As I watched the game together with an NBA coach, we both thought: The first five minutes are everything. If the Celtics could tighten this game up early in the second half, we believed, the Heat would feel the pressure of trying to put away a superior team. Everyone who studied the Heat this season also knows many of their losses had stemmed from poor shooting. Could this be a series after all? If the Celtics came out hitting in the second half, maybe so; it had to happen quickly.

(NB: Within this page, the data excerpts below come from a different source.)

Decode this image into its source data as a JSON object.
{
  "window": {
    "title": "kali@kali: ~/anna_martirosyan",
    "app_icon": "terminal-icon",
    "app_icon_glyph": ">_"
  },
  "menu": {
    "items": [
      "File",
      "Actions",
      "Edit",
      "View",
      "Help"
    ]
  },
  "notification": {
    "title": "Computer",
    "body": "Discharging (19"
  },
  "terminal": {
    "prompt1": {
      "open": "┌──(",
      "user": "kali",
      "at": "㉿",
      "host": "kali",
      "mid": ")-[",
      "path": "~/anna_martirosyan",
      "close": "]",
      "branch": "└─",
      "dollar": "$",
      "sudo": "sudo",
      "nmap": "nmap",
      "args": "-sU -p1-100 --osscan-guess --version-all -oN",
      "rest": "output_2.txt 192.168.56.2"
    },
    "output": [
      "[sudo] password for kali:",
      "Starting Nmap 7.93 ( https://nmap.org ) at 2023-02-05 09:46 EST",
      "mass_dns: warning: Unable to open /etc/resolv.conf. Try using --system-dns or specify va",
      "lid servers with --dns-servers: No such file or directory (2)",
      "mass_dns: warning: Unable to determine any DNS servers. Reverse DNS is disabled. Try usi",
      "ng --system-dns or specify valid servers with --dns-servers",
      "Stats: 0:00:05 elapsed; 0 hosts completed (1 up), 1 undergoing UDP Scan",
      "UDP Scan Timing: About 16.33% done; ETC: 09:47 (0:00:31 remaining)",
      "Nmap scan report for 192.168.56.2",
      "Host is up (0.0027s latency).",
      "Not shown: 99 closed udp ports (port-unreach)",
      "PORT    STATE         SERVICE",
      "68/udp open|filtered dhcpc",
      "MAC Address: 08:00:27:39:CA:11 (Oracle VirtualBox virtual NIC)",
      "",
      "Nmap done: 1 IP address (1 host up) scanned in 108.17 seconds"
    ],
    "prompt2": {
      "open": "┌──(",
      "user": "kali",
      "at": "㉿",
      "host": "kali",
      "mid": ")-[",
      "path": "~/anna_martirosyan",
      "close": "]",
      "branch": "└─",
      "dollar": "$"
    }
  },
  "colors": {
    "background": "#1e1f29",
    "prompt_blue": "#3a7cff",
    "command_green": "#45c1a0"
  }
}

The Heat turned the ball over on their first possession, but Jaylen Brown missed what would have been a momentum-changing 3. Caleb Martin and Bam Adebayo squeezed Marcus Smart for the defensive rebound; opportunity missed. Then Smart wrestled the ball free and quickly converted a shot in front of the rim for an and-one. My coaching friend and I felt something. Smart’s was the kind of play that energizes a team, especially one in desperate need of a defibrillator. Now down 12, if the Celtics could string together just a few stops and scores, this game—this series—would be on.
It took just 149 seconds—it takes me longer to make a cup of tea—for this Heat team to end the series by pushing their lead to 24 points. Nine game minutes later, the Celtics’ celebrated pair, Brown and Tatum—considered the top wing duo in the league, each a former top-three pick, and this season both All-NBA—were shut down for good.
Who carried the Heat for those devastating 149 seconds? None other than the undrafted Max Strus, Gabe Vincent, and Caleb Martin, who combined for eight points in that 13-2 run. In need of one more splashy play to extinguish Celtic hopes, Vincent hit a quick 3 in transition, making an insurmountable 74-51 margin.
Vincent’s dagger 3 was a resounding FUCK YOU directed not just to the Celtics but to us all. The Heat do things differently, and it’s high time we recognize what they’re doing.